器械出しナースのその後
ハルステッドは消毒液の刺激作用について述べた論文で「私はある特別な女性のために薄いゴムの手袋を作らせた。それがとても良い出来だったため追加オーダーがなされた」と綴っている。しかし、キャロラインはほとんど手袋を使うことないままに、まもなく病院を退職した。彼女はハルステッド夫人となり、気難しい夫に献身的に尽くす道を選んだのだった。
ハルステッドは30年の教授職を全うして退官後、妻の資産であるノースカロライナの山荘で趣味のダリアの栽培と天体観測を楽しみつつ、70歳で世を去るまで共に余生を過ごした。愛妻キャロラインも病を得て2週間後その後を追った。子どもには恵まれなかったが、仲の良い夫婦だったようである。

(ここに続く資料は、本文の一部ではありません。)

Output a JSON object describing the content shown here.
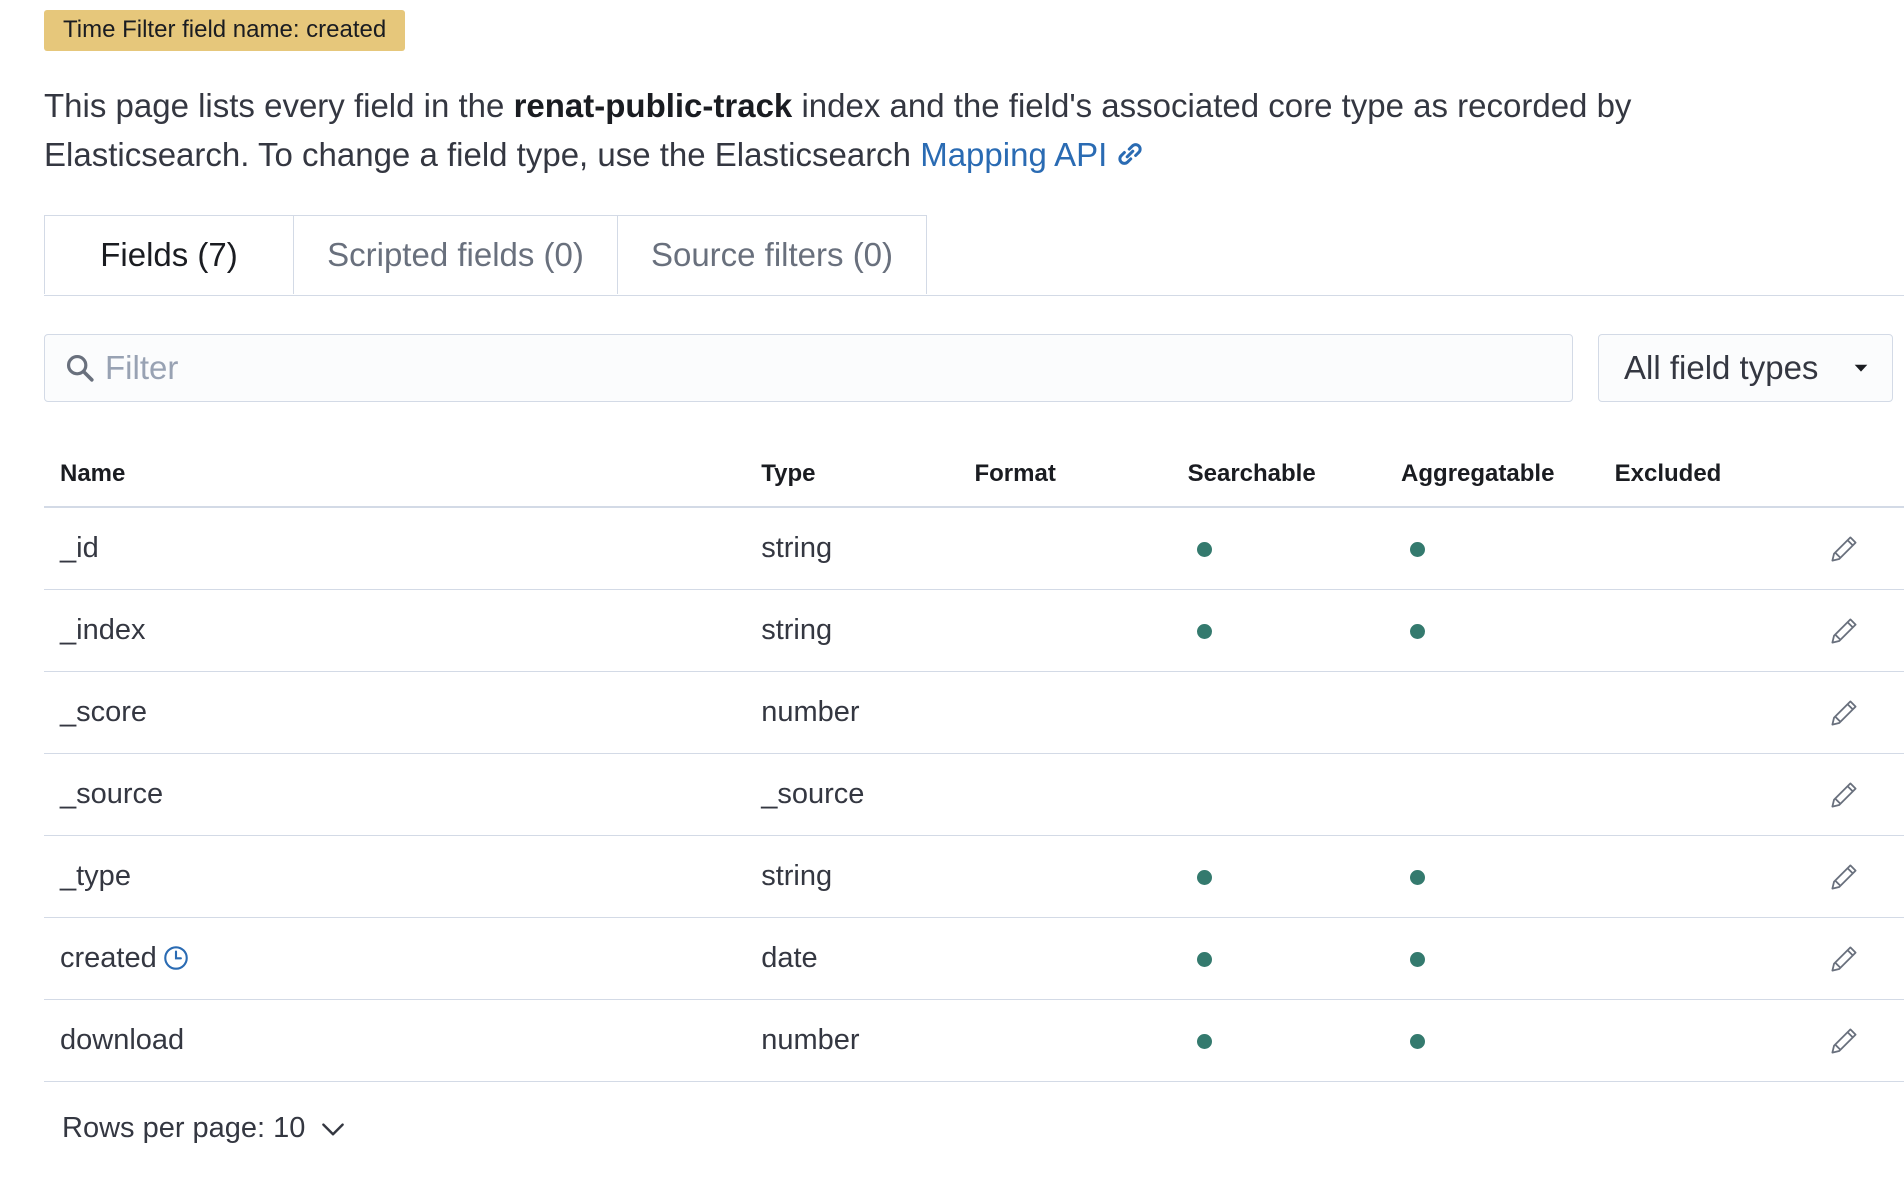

この話は女子学生の多い看護学校や看護学部で話すと受けるので、ずっと持ちネタにしてきたのだが、昨年、某看護大学の教授と話していたところ、「今どき、医者(特に薄給で忙しい大学の医者)との結婚を玉の輿と思うナースはいないし、ましてや専門的なキャリアを捨てて夫に尽くすというのはあり得ない」と一笑に付されてしまった。時代は変わるというべきか。